Okuduklarımdan yola çıkarak, benim de Sempatik Stres durumlarına eklemek istediklerim var. Günlük hayatımızda, sabah uyandı
ğımız andan gece uyuyana kadar pek çok karar veriyoruz. Bu kararların bir kısmı farkına bile varmadığımız basit işler olduğu gibi bazıları da bizde ciddi stres oluşturuyor. Karar vermenin bir boyutu da problem çözme becerilerimizle ilgilidir. Karşılaştığımız sorunlarla baş edebilmemiz, doğru ya da yanlış kararlarla sorunların üstesinden gelebilmemiz, dünyanın ilk insanlarından beri var olan bir durum. Hangi şartlarda yaşıyorsak yaşayalım, ilk insanın hissettikleriyle aynı duyguları yaşıyoruz. Kaygı olmasaydı, her şey tekdüze olmaz mıydı? Östresin bu kadar iyi tarafları da varken, neden çocuklarımıza çok rahat edebilecekleri, sıkıntı yaşamayacakları ortamlar oluşturmaya çalışıyoruz ki? Gelecekte problem çözmelerine gerek kalmayacak diye mi düşünüyoruz? Gün içerisinde kaç sorunla baş etmek zorunda kaldığınızı listelerseniz, bunun bir hayal olmaktan öteye geçmeyeceğini de göreceksiniz.
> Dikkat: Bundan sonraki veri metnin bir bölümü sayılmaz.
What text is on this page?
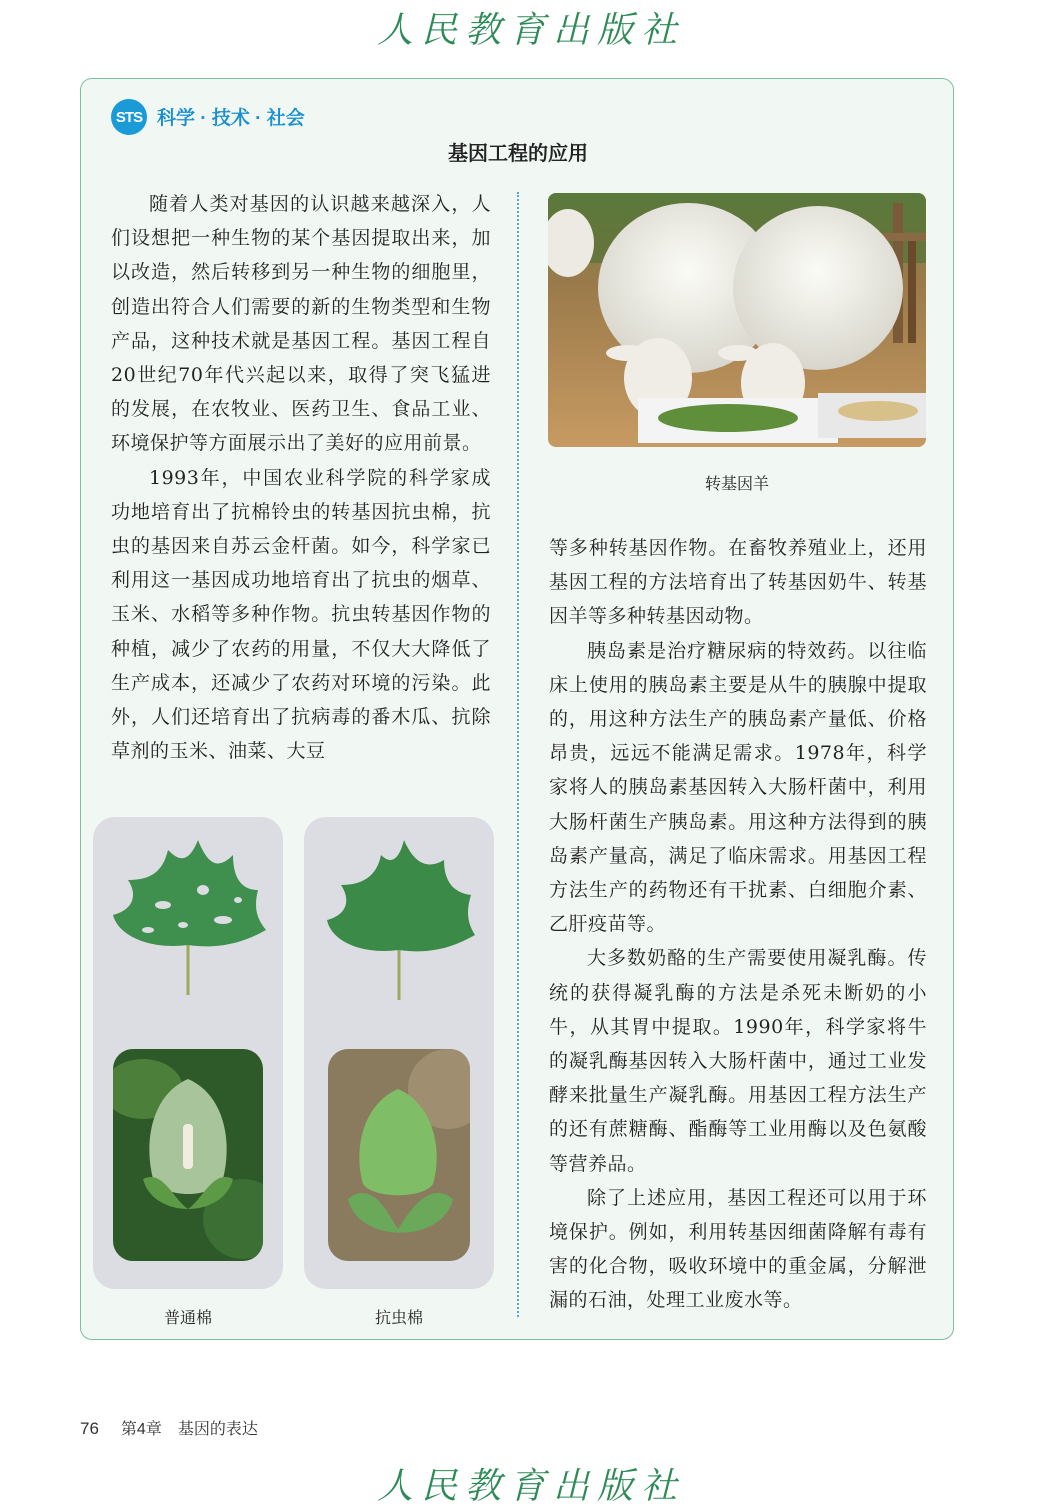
人民教育出版社
STS 科学 · 技术 · 社会
基因工程的应用

随着人类对基因的认识越来越深入，人们设想把一种生物的某个基因提取出来，加以改造，然后转移到另一种生物的细胞里，创造出符合人们需要的新的生物类型和生物产品，这种技术就是基因工程。基因工程自20世纪70年代兴起以来，取得了突飞猛进的发展，在农牧业、医药卫生、食品工业、环境保护等方面展示出了美好的应用前景。

1993年，中国农业科学院的科学家成功地培育出了抗棉铃虫的转基因抗虫棉，抗虫的基因来自苏云金杆菌。如今，科学家已利用这一基因成功地培育出了抗虫的烟草、玉米、水稻等多种作物。抗虫转基因作物的种植，减少了农药的用量，不仅大大降低了生产成本，还减少了农药对环境的污染。此外，人们还培育出了抗病毒的番木瓜、抗除草剂的玉米、油菜、大豆

转基因羊
普通棉	抗虫棉

等多种转基因作物。在畜牧养殖业上，还用基因工程的方法培育出了转基因奶牛、转基因羊等多种转基因动物。

胰岛素是治疗糖尿病的特效药。以往临床上使用的胰岛素主要是从牛的胰腺中提取的，用这种方法生产的胰岛素产量低、价格昂贵，远远不能满足需求。1978年，科学家将人的胰岛素基因转入大肠杆菌中，利用大肠杆菌生产胰岛素。用这种方法得到的胰岛素产量高，满足了临床需求。用基因工程方法生产的药物还有干扰素、白细胞介素、乙肝疫苗等。

大多数奶酪的生产需要使用凝乳酶。传统的获得凝乳酶的方法是杀死未断奶的小牛，从其胃中提取。1990年，科学家将牛的凝乳酶基因转入大肠杆菌中，通过工业发酵来批量生产凝乳酶。用基因工程方法生产的还有蔗糖酶、酯酶等工业用酶以及色氨酸等营养品。

除了上述应用，基因工程还可以用于环境保护。例如，利用转基因细菌降解有毒有害的化合物，吸收环境中的重金属，分解泄漏的石油，处理工业废水等。

76 第4章 基因的表达
人民教育出版社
Bazı durumlarda utansın, düşünsün, karar verebilsin, sorunları çözebilsinler.

Dünyanın düzeninin sağlıklı devam etmesi, doğanın dengesinin bozulmaması, enerjimizin, heyecanımızın tükenmemesi için: YAŞASIN SEMPATİK STRES!






1 yorum:

  1. Elçin hanm çok başarılı buldum yazınızı. Yine döktürmüşsünüz. Elinize yüreğinize sağlık. Başarılarınızın devamını diliyorum.